Ordering of variables affects learning in AR model

fehiepsi · April 6, 2020, 4:15am

@nikolasthuesen I run your code locally but found that MCMC is not mixing with any order of z_prev and noises (r_hat is pretty large). I would recommend moving those y_mis* sites to the prediction (not inference) phase. To my knowledge, given a model p(y | x, theta), we use Bayesian imputation to impute missing values of x (i.e. we will define prior for x_mis and run MCMC to learn p(x_mis, theta | x_nomis, y). If we have missing observation, like your case, then after geting p(theta | x, y) using MCMC, you can generate prediction: p(y_mis | theta, x). FYI, if I remove y_mis1 and y_mis2, I see that MCMC converges.

This also applies for forecasting. We should not do forecasting and infer latent variables at the same time. There is no objective for those forecasting results, so that MCMC can learn something. Basically, if you put prior to x, without observation, MCMC will return the same prior for you.

def model():
    x = sample("x", dist.Normal(0, 1))

In your model, y_mis1 is simply

y_mis1 = z_collection[ix_mis1,0] + sigma * numpyro.sample('y_mis1_noise', dist.Normal(0, 1))

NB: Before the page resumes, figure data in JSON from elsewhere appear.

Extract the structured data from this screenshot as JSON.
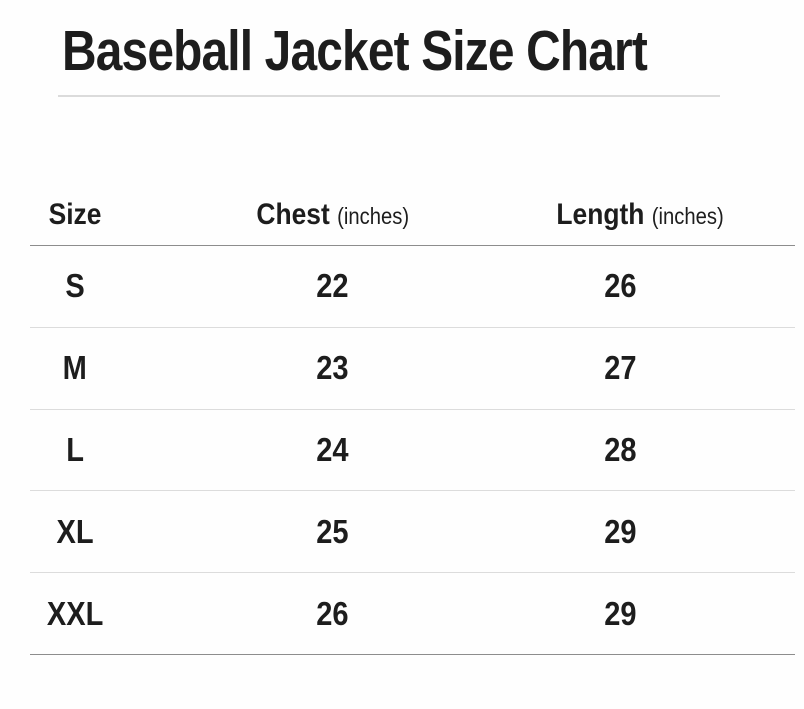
{
  "title": "Baseball Jacket Size Chart",
  "headers": [
    {
      "label": "Size",
      "unit": ""
    },
    {
      "label": "Chest",
      "unit": "(inches)"
    },
    {
      "label": "Length",
      "unit": "(inches)"
    }
  ],
  "chart_data": {
    "type": "table",
    "title": "Baseball Jacket Size Chart",
    "columns": [
      "Size",
      "Chest (inches)",
      "Length (inches)"
    ],
    "rows": [
      [
        "S",
        22,
        26
      ],
      [
        "M",
        23,
        27
      ],
      [
        "L",
        24,
        28
      ],
      [
        "XL",
        25,
        29
      ],
      [
        "XXL",
        26,
        29
      ]
    ]
  },
  "colors": {
    "text": "#1d1d1d",
    "strong_rule": "#8d8d8d",
    "light_rule": "#dcdcdc",
    "title_rule": "#dbdbdb",
    "background": "#fefefe"
  }
}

and MCMC will return the same prior Normal(0, 1) for you. Without reparameterization like that, it is pretty tricky for MCMC to do both jobs:

learn something depends on other latent variables
infer unnecessary-to-infer variables

Solution for the first issue is to do reparameterization as above. For the second issue, just simply move such inference to prediction step.